L'irrégularité d'une offre au regard de la convention collective applicable doit être appréciée au vu de son contenu et non d'intentions supposées du candidat
L'irrégularité d'une offre au regard de la convention collective applicable doit être appréciée au vu de son contenu et non d'intentions supposées du candidat Commande publique Contrats.
Dans le cadre de la commande publique (processus par lequel une administration ou une collectivité territoriale achète des biens ou services), une offre présentée par un candidat peut être jugée irrégulière si elle ne respecte pas les règles applicables, notamment celles liées à la convention collective. Une convention collective est un accord négocié entre les représentants des employeurs et des salariés d’un secteur d’activité, qui définit les conditions de travail (salaires, horaires, etc.). Dans cet article, publié le 09.07.2026 par Anne PELCRAN, rédactrice en chef de la Semaine Administrations et Collectivités territoriales (JCP A), il est précisé que l’irrégularité d’une offre doit être évaluée en fonction de son contenu et non des intentions supposées du candidat. Cela signifie que ce n’est pas parce qu’un candidat pourrait avoir l’intention d’appliquer une convention collective inappropriée que son offre sera automatiquement rejetée, mais uniquement si son offre finale mentionne explicitement une convention collective non applicable ou méconnaît celle qui l’est.
L’article souligne que l’irrégularité d’une offre ne peut pas être déduite d’éléments extérieurs ou d’hypothèses sur les intentions du candidat. Par exemple, si un candidat mentionne dans son offre une convention collective qui n’est pas celle applicable à son activité, cette offre sera considérée comme irrégulière, même si le candidat affirme avoir l’intention d’appliquer une autre convention par la suite. La jurisprudence (ensemble des décisions de justice qui font autorité) confirme cette approche : seule la mention explicite dans l’offre finale compte. Ainsi, le contenu de l’offre prime sur toute supposition ou déclaration orale du candidat. Cette règle vise à garantir la transparence et l’égalité entre les candidats lors des appels d’offres publics.

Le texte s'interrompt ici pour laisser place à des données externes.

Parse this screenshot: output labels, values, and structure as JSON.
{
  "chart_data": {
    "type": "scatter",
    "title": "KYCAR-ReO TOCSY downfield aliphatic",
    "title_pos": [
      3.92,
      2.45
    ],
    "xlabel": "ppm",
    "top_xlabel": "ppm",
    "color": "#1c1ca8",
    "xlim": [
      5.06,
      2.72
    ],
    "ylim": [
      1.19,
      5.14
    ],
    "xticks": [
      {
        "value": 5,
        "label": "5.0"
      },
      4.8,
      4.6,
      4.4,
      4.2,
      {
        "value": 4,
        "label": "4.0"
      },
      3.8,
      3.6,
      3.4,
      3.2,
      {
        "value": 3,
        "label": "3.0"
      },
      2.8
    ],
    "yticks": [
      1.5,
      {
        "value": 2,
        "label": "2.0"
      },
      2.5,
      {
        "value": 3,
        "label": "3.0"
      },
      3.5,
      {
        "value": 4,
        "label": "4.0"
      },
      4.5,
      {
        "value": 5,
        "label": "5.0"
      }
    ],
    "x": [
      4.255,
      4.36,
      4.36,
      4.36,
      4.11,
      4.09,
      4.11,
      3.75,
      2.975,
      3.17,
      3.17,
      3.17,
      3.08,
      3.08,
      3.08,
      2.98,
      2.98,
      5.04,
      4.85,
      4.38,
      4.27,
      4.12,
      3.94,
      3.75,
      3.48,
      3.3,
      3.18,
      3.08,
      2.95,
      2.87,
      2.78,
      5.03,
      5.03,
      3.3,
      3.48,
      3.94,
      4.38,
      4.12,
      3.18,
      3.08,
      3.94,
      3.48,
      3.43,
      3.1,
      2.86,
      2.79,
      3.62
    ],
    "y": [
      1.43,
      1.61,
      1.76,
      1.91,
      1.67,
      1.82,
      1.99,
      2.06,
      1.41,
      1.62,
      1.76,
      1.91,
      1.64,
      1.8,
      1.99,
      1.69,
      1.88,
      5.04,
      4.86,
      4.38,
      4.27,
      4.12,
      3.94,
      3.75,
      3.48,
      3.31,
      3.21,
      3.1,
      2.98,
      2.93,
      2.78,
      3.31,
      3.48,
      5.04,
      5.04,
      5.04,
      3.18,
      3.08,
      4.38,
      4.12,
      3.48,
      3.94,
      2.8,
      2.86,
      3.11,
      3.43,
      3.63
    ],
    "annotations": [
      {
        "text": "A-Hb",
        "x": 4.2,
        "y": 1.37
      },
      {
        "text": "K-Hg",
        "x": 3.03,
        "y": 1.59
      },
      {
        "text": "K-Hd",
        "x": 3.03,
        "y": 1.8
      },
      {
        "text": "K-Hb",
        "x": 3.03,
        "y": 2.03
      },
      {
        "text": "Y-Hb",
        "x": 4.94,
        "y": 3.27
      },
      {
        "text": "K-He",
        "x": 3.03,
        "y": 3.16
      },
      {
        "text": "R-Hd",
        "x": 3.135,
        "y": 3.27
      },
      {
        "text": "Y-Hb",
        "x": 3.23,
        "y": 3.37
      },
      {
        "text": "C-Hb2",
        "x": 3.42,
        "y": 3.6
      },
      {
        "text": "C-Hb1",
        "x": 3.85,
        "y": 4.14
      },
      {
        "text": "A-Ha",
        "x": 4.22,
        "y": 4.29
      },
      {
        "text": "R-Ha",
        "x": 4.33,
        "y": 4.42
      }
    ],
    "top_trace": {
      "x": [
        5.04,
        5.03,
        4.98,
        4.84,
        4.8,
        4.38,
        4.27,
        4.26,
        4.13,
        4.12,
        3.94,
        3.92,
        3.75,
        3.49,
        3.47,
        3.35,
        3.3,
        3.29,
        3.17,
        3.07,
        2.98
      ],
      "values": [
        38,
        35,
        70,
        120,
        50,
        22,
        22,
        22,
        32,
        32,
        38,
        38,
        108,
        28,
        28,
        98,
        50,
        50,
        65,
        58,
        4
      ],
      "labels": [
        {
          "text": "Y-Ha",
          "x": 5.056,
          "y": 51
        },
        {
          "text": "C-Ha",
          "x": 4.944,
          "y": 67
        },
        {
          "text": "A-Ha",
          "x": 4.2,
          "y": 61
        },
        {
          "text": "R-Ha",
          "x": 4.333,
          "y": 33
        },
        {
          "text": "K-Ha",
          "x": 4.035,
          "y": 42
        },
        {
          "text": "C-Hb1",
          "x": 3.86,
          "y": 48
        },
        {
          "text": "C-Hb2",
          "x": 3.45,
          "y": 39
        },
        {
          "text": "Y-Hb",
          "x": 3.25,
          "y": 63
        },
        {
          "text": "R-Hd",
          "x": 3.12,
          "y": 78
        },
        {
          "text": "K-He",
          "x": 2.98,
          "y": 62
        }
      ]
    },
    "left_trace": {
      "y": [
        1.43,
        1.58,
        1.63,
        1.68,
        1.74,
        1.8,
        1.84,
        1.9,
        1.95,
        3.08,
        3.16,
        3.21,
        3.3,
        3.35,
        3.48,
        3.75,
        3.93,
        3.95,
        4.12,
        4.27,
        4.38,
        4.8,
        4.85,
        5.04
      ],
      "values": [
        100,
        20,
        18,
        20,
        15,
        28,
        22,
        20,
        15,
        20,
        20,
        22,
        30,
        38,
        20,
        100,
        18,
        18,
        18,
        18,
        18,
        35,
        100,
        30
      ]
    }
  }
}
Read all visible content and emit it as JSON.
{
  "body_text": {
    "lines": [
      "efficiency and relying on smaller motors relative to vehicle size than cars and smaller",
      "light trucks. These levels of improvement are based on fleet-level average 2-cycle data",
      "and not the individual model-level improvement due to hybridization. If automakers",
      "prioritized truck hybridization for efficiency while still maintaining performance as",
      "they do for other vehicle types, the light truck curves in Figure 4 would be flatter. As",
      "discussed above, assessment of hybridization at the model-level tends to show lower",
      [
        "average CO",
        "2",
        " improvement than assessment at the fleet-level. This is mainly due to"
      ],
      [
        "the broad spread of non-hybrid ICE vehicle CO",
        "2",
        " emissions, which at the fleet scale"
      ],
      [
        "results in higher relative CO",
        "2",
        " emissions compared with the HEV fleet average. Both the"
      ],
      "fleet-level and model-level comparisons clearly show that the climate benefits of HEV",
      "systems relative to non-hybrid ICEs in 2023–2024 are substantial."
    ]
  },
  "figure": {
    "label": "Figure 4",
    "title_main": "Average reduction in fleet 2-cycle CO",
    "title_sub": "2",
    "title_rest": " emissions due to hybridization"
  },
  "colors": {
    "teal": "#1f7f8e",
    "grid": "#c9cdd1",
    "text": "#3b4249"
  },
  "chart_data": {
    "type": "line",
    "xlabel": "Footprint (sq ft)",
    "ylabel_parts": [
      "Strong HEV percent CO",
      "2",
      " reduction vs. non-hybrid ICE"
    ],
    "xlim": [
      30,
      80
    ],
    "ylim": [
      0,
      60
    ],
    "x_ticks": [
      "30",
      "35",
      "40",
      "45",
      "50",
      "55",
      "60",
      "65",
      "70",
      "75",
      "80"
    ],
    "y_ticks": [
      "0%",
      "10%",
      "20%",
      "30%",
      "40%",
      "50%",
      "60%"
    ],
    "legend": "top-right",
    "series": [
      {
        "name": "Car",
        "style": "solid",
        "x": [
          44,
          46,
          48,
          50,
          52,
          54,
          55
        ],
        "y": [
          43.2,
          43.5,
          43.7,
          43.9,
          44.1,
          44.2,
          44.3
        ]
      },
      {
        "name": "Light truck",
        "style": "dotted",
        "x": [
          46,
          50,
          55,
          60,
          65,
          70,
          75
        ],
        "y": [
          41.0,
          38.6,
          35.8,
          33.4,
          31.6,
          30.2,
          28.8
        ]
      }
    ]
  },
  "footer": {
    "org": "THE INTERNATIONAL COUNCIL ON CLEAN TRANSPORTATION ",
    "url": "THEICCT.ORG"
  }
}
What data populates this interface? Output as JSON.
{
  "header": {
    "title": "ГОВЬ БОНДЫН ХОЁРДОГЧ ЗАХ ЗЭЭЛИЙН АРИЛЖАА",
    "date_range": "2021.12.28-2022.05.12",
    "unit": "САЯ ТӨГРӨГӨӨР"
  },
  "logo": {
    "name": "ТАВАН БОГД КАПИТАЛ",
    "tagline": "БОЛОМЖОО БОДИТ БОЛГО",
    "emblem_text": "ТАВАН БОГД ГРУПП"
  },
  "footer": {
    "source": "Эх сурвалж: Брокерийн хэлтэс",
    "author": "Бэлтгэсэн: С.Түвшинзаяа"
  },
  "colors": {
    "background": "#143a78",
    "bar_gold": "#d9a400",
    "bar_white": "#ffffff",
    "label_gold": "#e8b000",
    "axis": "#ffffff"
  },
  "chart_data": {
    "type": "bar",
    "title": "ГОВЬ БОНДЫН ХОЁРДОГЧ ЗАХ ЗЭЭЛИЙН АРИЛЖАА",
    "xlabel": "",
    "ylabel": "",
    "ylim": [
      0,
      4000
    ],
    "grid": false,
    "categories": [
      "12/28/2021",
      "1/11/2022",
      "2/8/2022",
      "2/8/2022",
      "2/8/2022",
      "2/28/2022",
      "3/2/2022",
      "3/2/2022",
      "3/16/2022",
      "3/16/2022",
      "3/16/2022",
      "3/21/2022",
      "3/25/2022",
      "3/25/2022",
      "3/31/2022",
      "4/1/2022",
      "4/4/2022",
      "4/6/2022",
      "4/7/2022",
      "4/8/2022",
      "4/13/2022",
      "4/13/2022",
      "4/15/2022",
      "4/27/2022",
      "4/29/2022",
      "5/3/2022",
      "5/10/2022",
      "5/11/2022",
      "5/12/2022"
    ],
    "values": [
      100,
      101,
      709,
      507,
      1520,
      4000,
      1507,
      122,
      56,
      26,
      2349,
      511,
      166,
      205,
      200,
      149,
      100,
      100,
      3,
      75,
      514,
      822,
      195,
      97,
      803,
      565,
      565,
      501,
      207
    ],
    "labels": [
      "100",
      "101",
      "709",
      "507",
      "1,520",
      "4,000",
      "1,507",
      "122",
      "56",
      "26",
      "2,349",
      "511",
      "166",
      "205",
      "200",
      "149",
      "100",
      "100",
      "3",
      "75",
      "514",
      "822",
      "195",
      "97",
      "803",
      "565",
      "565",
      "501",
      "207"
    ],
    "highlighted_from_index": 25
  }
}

Pour les candidats soumissionnaires, cette règle implique une vigilance accrue lors de la rédaction de leurs offres. Ils doivent s’assurer que la convention collective mentionnée dans leur offre est bien celle qui s’applique à leur secteur d’activité, sous peine de voir leur offre écartée comme irrégulière. Pour les administrations ou collectivités territoriales qui organisent les appels d’offres, cette jurisprudence renforce la nécessité de vérifier scrupuleusement le contenu des offres pour éviter tout risque de contentieux. En cas de litige, les tribunaux administratifs s’appuieront uniquement sur le texte de l’offre finale, sans tenir compte des déclarations ou intentions non écrites du candidat. Cette approche limite les interprétations subjectives et favorise une application stricte des règles.